Many Japanese see the attacks as atrocities; others view them as punishment for Japan's hostile acts, which included conquering much of Asia and launching the sneak attack on Pearl Harbor on Dec. 7, 1941, that led the U.S. into the war. And in the U.S., too, the debate rages 71 years after "Little Boy" and "Fat Man" fell from the sky.
A majority of Americans justify the bombings for hastening the war's end. Historians are split. Buruma said camps include those who believe President Harry Truman, barely sworn in, failed to stop "bureaucratic momentum" toward using a weapon that took so long to develop. Others argue U.S. leadership mainly wanted to intimidate the Soviet Union.
"I don't think there will ever be clarity," he said.
Japan's debate often has made it hard for U.S. presidents to visit, Buruma said.
Nationalists put forward the idea that the atomic bombs "evened out" Nazi-allied Japan's wartime atrocities, he said. The war in the Pacific killed millions across Asia, including perhaps 14 million Chinese, and Japan was responsible for chemical weapons attacks, widespread torture, forced labour and sexual slavery. American deaths topped 100,000; a quarter-million were wounded.
Meanwhile, left-wing Japanese groups sought to incorporate Hiroshima into their propaganda of Soviets and communists as forces for peace, and the Americans as warmongering imperialists, Buruma said.
With time, however, these movements largely receded as the U.S.-Japanese alliance matured.

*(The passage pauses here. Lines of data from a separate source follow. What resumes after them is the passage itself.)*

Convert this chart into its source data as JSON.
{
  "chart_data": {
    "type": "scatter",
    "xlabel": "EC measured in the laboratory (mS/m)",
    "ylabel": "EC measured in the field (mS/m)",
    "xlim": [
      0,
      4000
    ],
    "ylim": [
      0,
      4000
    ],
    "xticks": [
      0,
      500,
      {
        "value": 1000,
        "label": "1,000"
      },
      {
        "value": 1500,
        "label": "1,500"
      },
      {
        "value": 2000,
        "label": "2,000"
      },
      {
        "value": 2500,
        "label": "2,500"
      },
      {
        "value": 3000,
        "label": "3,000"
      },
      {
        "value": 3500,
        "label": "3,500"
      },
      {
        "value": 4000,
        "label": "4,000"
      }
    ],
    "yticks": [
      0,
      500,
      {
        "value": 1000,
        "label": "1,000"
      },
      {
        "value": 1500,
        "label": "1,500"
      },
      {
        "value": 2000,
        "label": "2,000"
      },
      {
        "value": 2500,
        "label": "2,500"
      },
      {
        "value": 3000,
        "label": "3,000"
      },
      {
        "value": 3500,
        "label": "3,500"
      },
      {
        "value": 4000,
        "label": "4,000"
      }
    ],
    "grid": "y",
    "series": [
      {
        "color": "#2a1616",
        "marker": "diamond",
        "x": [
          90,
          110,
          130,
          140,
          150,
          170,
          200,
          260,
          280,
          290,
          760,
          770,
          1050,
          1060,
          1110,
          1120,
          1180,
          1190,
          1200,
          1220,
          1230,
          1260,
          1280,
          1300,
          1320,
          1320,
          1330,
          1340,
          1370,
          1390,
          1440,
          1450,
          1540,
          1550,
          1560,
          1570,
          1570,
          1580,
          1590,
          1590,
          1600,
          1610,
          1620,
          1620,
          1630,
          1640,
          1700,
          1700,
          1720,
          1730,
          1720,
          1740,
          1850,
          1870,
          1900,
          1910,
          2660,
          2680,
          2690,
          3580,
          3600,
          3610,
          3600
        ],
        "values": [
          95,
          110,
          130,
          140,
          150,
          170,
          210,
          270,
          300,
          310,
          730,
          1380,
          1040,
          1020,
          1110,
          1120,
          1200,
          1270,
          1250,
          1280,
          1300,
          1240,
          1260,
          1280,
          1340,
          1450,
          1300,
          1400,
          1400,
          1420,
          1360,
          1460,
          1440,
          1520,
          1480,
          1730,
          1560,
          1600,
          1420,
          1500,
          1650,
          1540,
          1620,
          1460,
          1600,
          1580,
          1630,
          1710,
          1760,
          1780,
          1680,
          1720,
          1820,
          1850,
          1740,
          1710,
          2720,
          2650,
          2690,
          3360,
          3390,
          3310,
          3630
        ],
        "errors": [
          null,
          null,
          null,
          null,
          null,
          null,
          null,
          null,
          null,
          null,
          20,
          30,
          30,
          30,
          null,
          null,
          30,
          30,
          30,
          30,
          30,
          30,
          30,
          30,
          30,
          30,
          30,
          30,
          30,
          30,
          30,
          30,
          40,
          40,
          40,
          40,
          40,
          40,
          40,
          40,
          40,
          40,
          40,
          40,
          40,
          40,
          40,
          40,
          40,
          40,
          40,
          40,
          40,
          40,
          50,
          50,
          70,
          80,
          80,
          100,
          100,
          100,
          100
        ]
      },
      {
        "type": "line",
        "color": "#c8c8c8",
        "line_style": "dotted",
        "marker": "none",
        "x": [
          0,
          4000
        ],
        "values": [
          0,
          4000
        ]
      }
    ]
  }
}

"Think about it: The White House announces a visit to a place where the United States incinerated a city and over 100,000 people, stating clearly that it is not going to apologize," said Jennifer Lind, professor of government at Dartmouth University. "In most relationships, this would trigger outrage --not excitement--among the other country. People would be criticizing their leader as selling out."
Still, Lind saw Obama making a "very liberal move" that will open him up to criticism. Disarmament is a partisan issue, she said, because conservatives emphasize the centrality of nuclear arms to U.S. national security policy and most Americans see the atomic bombings of Japan as having ultimately saved lives.
That is not the dominant narrative in Japan, whose reluctance to broach its own wartime record is often compared unfavourably to the "Vergangenheitsbewaeltigung," or responsibility for the past, that is a lynchpin of Germany's post-1945 identity. Japan has offered various apologies for its wartime conduct, but conservative Prime Minister Shinzo Abe's approach to issues such as comfort women has angered neighbours anew.
For China, the war started four years before Pearl Harbor when Japanese forces pushed into the country's heartland. No one knows how many died. Many Chinese believe Japan has never shown true contrition, which shapes its view of Obama's trip.
"Japan's right-wing forces have always been trying to whitewash the country's cruel, heartless and reckless role as an invader during World War II," the Global Times, a nationalistic tabloid, said in an editorial this week, criticizing Obama for allowing Japan to play victim.
That view is shared by some in South and North Korea, where resentment lingers from Japan's brutal 35-year colonial rule of the peninsula. Hundreds of thousands of Koreans were conscripted to fight for Japan, consigned to slave-labour conditions, and forced or deceived into prostitution.
"Japan invited the nuclear attack," South Korea's mass-circulation JoongAng Ilbo newspaper said.